The emergence of law and order from murder and manslaughter

The zealous lawyer does not even think about the causes of terrorism, he shortens the PLO to a terrorist organization, and Arafat appears to him as a forerunner of Bin Laden. Where there is so much confusion, it is astonishing that Dershowitz wrote a book before September 11 that deals with fundamentalism in quite a differentiated way. The Europäische Verlagsanstalt has brought this work to the German-speaking market under the title “Die Entstehung von Recht und Gesetz aus Murder und Todschlag”.Believers read the Bible as a divine revelation, others take it as a piece of world literature. The American criminal lawyer and lawyer Alan M. Dershowitz, who teaches at Harvard Law School, uses a third reading that does not deny its Jewish origins.

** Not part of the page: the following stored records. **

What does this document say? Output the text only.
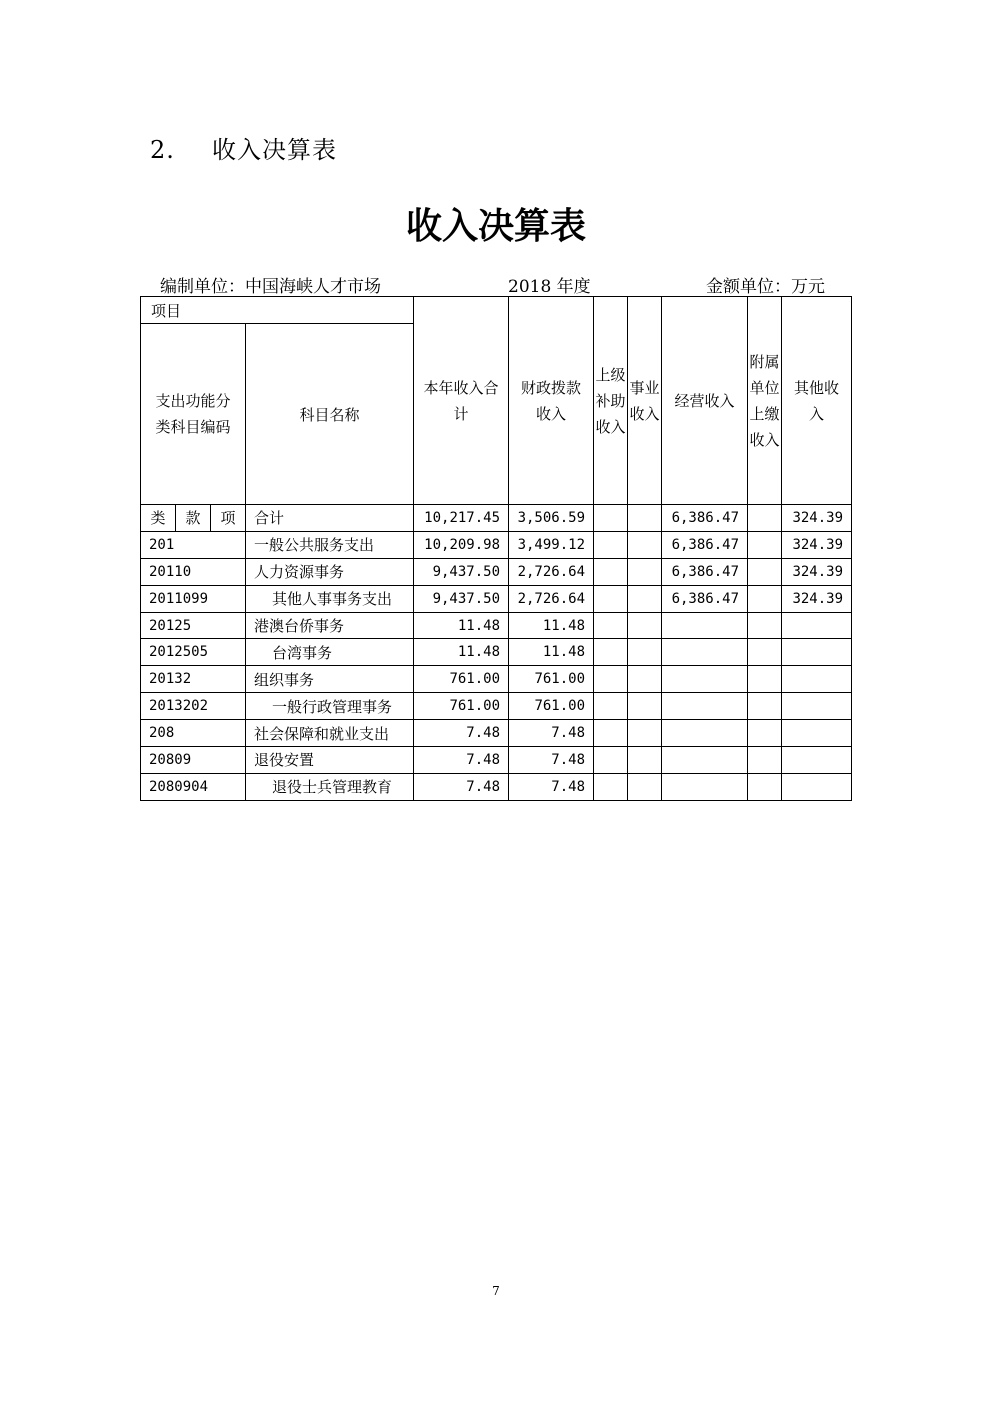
2. 收入决算表
收入决算表
编制单位：中国海峡人才市场	2018 年度	金额单位：万元
项目				本年收入合计	财政拨款收入	上级补助收入	事业收入	经营收入	附属单位上缴收入	其他收入
支出功能分类科目编码			科目名称							
类	款	项	合计	10,217.45	3,506.59			6,386.47		324.39
201			一般公共服务支出	10,209.98	3,499.12			6,386.47		324.39
20110			人力资源事务	9,437.50	2,726.64			6,386.47		324.39
2011099			其他人事事务支出	9,437.50	2,726.64			6,386.47		324.39
20125			港澳台侨事务	11.48	11.48					
2012505			台湾事务	11.48	11.48					
20132			组织事务	761.00	761.00					
2013202			一般行政管理事务	761.00	761.00					
208			社会保障和就业支出	7.48	7.48					
20809			退役安置	7.48	7.48					
2080904			退役士兵管理教育	7.48	7.48					
7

He takes the Bible as Holy Scripture, but ignores the question of whether it has a supernatural origin. And he also does not ask how to think of God and into which world view he fits or does not fit. Judaism, he states succinctly in his introduction, …is a religion in which pure theological teaching is not as important as the observance of the commandments.Dershowitz looks at these commandments with the eyes of a criminal lawyer. He asks how they are justified and whether God must not adhere to them himself. He picks apart the familiar stories from the first book of Moses, the Genesis, like a lawyer’s arguments of the opponent. But that’s how he really unveils the meaning of the stories.

Do you understand the laws of God?

The half-closed eyes of a pious reading, on the other hand, escape this meaning. For a pious reading tries to interpret or reinterpret everything that is somehow contradictory in itself, compromising the belief in God or offensive according to Jewish or Christian moral concepts. Gershowitz does the exact opposite. He lights it up brightly and shows it around. But this does not happen out of disrespect. Even as a child, he took Genesis very seriously.

Even for a 10-year-old, reading this book means questioning God’s notions of justice. What child would not wonder why Adam and Eve are punished if they disobeyed God’s prohibition not to eat from the “tree of knowledge of good and evil” when they did not even know what was good and evil. What bright child could accept God’s decision without contradiction to destroy the innocent, first by the Flood, later by fire and brimstone? How could Abraham be praised for being willing to sacrifice his son?

I read the book of Genesis as an invitation to question everything, including faith itself. It taught me that faith is a process and not a consistent inner condition. The book of Genesis shows that faith wants to be earned, even by God. Jacob makes his faith dependent on God fulfilling his part of the agreement. That is one side of the consideration. The other pursues the emergence of the right from injustice. Right, writes Alan M. Dershowitz, is the answer to a misconduct.

Another way to read the Bible

The great thing about the book of Genesis is that it describes in detail the history of civilizations in the time before the development of formal legal systems. It shows us a world without rights, but not without laws. In a way, this book is the beginning of law and justice. Situational commands … form the basis of many commandments and prohibitions, which are codified in the following books of the Bible.

Therefore the Genesis, which is considered a code, contains stories. In the author’s eyes, these stories provide the reasons for the laws. In his legal-philosophical view, laws are not based on logic, but on experience. They are reactions to injustice experienced. For Dershowitz, injustice is the biggest problem of all, a problem that even God fails. In his analysis of the book of Job Dershowitz states succinctly: It is easier to create a universe than to provide justice. Dershowitz analyses ten known reports, from the Fall of Cain and Abel,.